The heyday of Star Wars and Indiana Jones games existed well before the concept of the AAA game, and you could argue that it was EA's fixation on making a modern, microtransaction-heavy shooter that got things off on the worst possible footing with the Star Wars license. When it made smaller (relatively speaking) games focused on a corner of the universe or a particular experience, they were fairly well-received. Now, Disney is going to a studio that is most famous these days for making the archetypical Ubisoft open-world loot chase, and a studio whose solar system-spanning take on Wolfenstein amounted to a lot of cutscenes intercut with run-and-gun sequences where you mow down cyborg dogs. These are very good games of their type… but they're also way more Rise of Skywalker than they are Mandalorian, if you will.

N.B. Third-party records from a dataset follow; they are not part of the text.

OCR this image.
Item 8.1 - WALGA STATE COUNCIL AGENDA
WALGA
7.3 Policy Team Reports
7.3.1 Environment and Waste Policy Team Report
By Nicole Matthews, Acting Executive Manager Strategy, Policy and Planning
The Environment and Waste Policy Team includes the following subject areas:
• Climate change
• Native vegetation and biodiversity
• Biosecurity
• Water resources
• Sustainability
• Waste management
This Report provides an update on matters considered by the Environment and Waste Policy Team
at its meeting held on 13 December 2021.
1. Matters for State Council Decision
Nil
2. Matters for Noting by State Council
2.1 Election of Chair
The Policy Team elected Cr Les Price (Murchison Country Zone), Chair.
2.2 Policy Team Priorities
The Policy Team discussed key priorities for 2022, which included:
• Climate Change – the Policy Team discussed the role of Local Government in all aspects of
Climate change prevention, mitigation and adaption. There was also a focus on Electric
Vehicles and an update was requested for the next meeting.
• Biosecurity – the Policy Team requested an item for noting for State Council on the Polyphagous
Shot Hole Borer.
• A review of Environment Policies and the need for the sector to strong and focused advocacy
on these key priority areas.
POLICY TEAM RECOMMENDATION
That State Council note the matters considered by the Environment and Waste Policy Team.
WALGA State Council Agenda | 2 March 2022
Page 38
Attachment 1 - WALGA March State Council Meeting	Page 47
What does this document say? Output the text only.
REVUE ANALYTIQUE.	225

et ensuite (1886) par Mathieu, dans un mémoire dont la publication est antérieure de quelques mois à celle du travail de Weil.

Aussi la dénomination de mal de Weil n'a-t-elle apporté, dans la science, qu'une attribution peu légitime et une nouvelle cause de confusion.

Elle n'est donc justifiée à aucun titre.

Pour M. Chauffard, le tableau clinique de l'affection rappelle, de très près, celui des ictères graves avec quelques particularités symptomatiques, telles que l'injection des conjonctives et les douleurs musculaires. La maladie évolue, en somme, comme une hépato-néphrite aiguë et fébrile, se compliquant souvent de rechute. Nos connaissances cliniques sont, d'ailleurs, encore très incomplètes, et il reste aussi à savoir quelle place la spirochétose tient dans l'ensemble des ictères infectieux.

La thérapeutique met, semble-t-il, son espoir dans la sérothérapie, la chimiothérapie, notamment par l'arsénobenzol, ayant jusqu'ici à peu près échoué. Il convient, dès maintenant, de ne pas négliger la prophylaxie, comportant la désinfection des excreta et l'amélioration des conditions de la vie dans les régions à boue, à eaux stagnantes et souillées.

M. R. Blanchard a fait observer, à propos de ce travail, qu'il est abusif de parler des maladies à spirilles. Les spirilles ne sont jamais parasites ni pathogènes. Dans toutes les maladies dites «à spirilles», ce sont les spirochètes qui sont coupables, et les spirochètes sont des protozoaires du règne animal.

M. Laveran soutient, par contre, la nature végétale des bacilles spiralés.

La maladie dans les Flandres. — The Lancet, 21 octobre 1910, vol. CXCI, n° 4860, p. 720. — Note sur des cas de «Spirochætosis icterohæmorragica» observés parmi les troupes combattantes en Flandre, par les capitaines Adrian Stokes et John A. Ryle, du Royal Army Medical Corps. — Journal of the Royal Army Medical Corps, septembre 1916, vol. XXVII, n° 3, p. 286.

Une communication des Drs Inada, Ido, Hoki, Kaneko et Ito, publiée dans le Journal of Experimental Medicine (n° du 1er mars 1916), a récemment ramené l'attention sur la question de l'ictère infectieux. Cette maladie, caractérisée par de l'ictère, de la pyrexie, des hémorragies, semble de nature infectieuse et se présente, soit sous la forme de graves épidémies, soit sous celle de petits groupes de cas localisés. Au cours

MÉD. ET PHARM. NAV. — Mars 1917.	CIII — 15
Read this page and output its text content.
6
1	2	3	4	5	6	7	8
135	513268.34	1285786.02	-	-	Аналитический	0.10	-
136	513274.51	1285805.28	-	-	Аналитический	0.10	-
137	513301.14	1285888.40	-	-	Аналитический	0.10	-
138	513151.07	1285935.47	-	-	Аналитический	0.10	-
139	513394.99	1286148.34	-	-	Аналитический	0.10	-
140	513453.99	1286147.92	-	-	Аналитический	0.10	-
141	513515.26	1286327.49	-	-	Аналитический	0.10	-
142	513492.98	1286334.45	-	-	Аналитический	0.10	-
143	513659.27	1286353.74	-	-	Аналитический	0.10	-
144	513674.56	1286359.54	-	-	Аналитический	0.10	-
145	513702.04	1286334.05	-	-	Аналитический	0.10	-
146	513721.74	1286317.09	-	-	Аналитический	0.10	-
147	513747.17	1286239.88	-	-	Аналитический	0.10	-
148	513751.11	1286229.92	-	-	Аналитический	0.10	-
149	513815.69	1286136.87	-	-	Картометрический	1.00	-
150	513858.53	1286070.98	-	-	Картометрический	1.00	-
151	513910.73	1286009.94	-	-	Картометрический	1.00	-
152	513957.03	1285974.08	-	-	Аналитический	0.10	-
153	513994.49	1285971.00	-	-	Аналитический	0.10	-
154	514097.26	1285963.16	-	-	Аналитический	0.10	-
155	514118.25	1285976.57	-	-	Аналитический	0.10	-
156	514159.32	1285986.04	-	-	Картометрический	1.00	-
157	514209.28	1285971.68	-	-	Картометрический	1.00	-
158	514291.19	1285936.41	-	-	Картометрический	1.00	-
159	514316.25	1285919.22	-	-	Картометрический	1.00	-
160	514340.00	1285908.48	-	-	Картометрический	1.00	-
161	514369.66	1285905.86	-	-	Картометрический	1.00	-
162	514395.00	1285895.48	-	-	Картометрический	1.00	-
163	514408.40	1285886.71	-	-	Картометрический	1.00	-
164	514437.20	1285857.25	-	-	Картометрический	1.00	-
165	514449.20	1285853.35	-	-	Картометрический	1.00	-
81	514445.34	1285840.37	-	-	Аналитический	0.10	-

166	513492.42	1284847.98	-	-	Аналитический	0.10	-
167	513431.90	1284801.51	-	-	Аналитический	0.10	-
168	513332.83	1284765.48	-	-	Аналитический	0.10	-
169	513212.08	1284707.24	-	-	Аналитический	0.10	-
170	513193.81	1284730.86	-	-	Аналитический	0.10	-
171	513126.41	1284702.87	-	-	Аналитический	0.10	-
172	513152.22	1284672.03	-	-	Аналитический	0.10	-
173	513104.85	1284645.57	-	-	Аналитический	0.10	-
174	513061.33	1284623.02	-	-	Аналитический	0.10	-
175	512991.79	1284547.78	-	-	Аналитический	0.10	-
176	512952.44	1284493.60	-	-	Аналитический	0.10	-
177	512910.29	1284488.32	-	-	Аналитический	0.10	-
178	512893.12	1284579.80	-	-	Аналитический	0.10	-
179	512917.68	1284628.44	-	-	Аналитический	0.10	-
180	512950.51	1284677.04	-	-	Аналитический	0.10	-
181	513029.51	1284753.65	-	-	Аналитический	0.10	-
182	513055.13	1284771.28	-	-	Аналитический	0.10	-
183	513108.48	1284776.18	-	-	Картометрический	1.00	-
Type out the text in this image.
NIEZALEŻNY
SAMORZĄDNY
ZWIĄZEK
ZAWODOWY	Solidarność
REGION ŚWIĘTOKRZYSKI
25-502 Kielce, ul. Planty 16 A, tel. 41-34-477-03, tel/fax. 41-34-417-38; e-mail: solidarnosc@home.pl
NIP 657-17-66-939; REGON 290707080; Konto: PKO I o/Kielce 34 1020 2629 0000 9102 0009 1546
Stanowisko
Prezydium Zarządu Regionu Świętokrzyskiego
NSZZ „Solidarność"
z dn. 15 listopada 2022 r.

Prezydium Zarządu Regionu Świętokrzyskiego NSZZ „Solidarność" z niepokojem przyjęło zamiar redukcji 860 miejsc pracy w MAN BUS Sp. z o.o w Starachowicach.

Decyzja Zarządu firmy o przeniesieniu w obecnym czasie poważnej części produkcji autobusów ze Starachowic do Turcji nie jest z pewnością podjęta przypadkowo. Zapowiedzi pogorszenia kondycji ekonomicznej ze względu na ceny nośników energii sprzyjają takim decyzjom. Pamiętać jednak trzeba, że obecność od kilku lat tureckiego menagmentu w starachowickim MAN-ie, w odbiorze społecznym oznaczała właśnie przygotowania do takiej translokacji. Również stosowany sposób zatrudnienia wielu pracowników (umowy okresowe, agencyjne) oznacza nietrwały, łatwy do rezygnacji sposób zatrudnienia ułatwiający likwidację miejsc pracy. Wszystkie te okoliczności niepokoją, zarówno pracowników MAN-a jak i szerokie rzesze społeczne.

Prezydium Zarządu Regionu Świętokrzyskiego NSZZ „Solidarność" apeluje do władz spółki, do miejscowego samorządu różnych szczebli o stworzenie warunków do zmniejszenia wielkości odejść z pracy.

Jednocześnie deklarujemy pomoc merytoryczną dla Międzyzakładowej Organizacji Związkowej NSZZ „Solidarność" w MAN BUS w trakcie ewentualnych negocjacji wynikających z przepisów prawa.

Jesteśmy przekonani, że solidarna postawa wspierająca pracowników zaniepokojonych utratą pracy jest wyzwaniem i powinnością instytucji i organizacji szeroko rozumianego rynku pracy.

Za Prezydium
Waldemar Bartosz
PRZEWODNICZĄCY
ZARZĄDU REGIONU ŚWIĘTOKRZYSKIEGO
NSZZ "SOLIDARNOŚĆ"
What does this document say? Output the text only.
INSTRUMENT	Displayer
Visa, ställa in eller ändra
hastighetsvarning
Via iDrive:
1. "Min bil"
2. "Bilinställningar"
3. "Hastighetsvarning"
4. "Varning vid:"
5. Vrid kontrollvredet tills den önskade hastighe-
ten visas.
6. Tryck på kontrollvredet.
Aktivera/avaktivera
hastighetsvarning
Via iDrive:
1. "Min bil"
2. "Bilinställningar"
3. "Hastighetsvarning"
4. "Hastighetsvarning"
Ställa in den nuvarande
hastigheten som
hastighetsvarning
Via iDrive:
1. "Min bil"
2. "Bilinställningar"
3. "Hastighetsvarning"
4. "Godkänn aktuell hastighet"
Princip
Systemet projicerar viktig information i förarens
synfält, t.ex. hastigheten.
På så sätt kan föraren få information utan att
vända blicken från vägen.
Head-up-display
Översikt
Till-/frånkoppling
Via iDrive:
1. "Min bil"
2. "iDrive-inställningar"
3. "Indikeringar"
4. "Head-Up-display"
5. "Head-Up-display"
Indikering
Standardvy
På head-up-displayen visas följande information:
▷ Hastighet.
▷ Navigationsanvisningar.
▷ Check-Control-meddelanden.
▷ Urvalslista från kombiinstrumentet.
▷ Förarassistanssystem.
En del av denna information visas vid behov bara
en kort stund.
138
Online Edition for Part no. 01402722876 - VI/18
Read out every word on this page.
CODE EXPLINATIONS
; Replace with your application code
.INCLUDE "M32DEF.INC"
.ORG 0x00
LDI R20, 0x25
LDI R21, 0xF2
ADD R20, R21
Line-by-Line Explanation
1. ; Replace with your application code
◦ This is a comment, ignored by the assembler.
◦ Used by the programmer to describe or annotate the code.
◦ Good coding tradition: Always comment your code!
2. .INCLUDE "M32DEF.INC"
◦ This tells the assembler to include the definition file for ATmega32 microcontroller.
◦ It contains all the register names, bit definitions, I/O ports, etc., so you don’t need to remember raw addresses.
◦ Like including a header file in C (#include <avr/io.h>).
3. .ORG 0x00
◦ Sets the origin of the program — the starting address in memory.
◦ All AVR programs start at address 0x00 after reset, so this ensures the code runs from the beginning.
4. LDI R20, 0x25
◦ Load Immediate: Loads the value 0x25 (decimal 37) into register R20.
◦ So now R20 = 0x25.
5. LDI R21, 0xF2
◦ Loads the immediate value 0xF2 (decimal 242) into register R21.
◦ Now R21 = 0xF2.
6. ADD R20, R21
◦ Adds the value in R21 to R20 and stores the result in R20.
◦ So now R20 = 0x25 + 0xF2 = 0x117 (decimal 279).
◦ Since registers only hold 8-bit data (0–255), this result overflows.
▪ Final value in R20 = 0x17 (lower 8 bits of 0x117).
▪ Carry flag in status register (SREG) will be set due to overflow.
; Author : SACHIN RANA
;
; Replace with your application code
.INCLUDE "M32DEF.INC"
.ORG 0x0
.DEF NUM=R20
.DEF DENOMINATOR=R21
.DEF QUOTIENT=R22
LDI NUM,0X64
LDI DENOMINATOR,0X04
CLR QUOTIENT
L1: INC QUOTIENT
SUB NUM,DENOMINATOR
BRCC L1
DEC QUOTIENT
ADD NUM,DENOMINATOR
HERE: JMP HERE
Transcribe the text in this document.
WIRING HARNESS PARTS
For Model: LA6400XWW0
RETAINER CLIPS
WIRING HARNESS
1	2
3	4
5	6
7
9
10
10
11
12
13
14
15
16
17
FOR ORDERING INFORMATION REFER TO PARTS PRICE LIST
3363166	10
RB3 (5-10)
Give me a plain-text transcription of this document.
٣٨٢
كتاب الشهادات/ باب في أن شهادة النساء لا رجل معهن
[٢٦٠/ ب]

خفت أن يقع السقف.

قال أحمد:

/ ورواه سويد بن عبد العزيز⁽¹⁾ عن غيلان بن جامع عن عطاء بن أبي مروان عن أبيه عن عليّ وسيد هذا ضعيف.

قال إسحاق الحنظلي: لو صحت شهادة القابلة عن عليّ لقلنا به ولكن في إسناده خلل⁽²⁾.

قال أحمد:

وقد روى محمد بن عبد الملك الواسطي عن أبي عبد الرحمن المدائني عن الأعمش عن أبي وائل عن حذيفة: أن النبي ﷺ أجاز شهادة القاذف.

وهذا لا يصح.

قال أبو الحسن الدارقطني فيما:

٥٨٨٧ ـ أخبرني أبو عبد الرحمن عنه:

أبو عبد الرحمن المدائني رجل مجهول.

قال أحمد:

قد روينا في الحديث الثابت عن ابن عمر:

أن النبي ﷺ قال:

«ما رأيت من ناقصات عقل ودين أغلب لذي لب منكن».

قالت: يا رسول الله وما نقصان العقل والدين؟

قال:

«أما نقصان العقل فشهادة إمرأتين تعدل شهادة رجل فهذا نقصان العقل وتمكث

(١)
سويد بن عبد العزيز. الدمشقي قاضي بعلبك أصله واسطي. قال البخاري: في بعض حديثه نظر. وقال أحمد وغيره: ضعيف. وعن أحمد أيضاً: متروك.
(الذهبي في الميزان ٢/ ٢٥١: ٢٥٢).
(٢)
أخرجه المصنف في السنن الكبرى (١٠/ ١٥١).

Ironically, of course, both studios have their origins making games that seem much closer in spirit to the glory days of Lucasfilm's gaming division. MachineGames is rooted in the old Starbreeze studio that made the cult-classic immersive shooter Chronicles of Riddick, and the massively underrated The Darkness, which is about as close to an FPS game about being a Dark Jedi as has ever been made. Massive made the incredibly cool MOBA / RTS World in Conflict, which let you put tons of Cold War military hardware in a sandbox and blast the everliving shit out of it, and frankly the Star Wars version of that sounds like a dream game. But there are a lot of reasons why we don't get a lot of games like that anymore, no matter the license involved.


'World in Conflict' screenshot courtesy of Ubisoft

With any luck, Lucasfilm springing the Star Wars license out of exclusivity jail ultimately leads to a lot more studios getting a chance to do something interesting with Star Wars. But as someone who loved the old Lucasfilm / Lucasarts games, I also hope Disney lets games follow the arc of Star Wars on television and target a smaller scale than the "global blockbuster." Maybe with the Star Wars license, fun, risky ideas won't seem like such a risk to the people holding the pursestrings.